Quando tive alta, lembrei-me do momento em que cheguei no hospital e vi uma mãe que saía com seu bebê no colo, pensando que eu sairia dali de mãos vazias. Então eu estava na cadeira de rodas, chorando, mas com o coração cheio de gratidão, pois Helena, minha filhinha, meu anjo de luz, me ensinou tanto, me encheu de coragem, me fez ter fé, me fez acreditar, me fez enxergar uma mulher cheia de força e coragem que até então eu não sabia que existia.

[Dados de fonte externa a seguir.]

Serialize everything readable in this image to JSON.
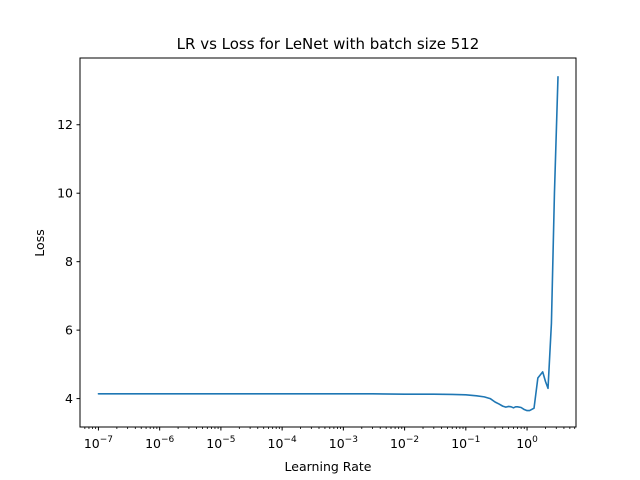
{
  "chart_data": {
    "type": "line",
    "title": "LR vs Loss for LeNet with batch size 512",
    "xlabel": "Learning Rate",
    "ylabel": "Loss",
    "x_scale": "log",
    "xlim": [
      5e-08,
      6.3
    ],
    "ylim": [
      3.17,
      13.95
    ],
    "grid": false,
    "x_ticks": [
      {
        "value": 1e-07,
        "base": "10",
        "exp": "−7"
      },
      {
        "value": 1e-06,
        "base": "10",
        "exp": "−6"
      },
      {
        "value": 1e-05,
        "base": "10",
        "exp": "−5"
      },
      {
        "value": 0.0001,
        "base": "10",
        "exp": "−4"
      },
      {
        "value": 0.001,
        "base": "10",
        "exp": "−3"
      },
      {
        "value": 0.01,
        "base": "10",
        "exp": "−2"
      },
      {
        "value": 0.1,
        "base": "10",
        "exp": "−1"
      },
      {
        "value": 1,
        "base": "10",
        "exp": "0"
      }
    ],
    "y_ticks": [
      {
        "value": 4,
        "label": "4"
      },
      {
        "value": 6,
        "label": "6"
      },
      {
        "value": 8,
        "label": "8"
      },
      {
        "value": 10,
        "label": "10"
      },
      {
        "value": 12,
        "label": "12"
      }
    ],
    "series": [
      {
        "color": "#1f77b4",
        "x": [
          1e-07,
          3e-07,
          1e-06,
          3e-06,
          1e-05,
          3e-05,
          0.0001,
          0.0003,
          0.001,
          0.003,
          0.01,
          0.03,
          0.06,
          0.1,
          0.15,
          0.2,
          0.25,
          0.3,
          0.35,
          0.4,
          0.45,
          0.5,
          0.55,
          0.6,
          0.65,
          0.7,
          0.8,
          0.9,
          1.0,
          1.1,
          1.3,
          1.5,
          1.8,
          2.0,
          2.2,
          2.5,
          2.8,
          3.2
        ],
        "y": [
          4.14,
          4.14,
          4.14,
          4.14,
          4.14,
          4.14,
          4.14,
          4.14,
          4.14,
          4.14,
          4.13,
          4.13,
          4.12,
          4.11,
          4.08,
          4.05,
          4.0,
          3.9,
          3.84,
          3.78,
          3.75,
          3.77,
          3.76,
          3.73,
          3.76,
          3.76,
          3.74,
          3.68,
          3.65,
          3.65,
          3.72,
          4.6,
          4.78,
          4.5,
          4.3,
          6.2,
          10.0,
          13.4
        ]
      }
    ]
  }
}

Eu queria tanto ter tido mais tempo, ainda que o tempo que Helena esteve materialmente comigo tenha sido o melhor da minha vida, espiritualmente sei que sempre estará. Eu queria tanto alimentá-la nos meus seios, queria tanto poder ter tido a oportunidade de saber do que ela iria gostar, como seria o som do seu chorinho, como seria o seu cheiro, como seria seu adormecer e despertar, queria ensiná-la a dar os primeiros passos, mas Helena, meu anjo de luz, já nasceu com asas sabendo voar. Helena, minha maravilhosa guerra de Troia, a mais bonita travada contra mim mesma.

Sobre ser mãe de anjo, posso dizer que só você sabe o quanto você não suporta a dor de ter perdido esse filho e o quanto você agradece por ter vivido o tempo que viveu com ele. Eu sou e sempre serei mãe da Helena. Pode ser que um dia eu tenha outros filhos, mas a Helena vai continuar sendo minha filha. Uma coisa que eu tenho certeza é que um filho não substitui o outro.”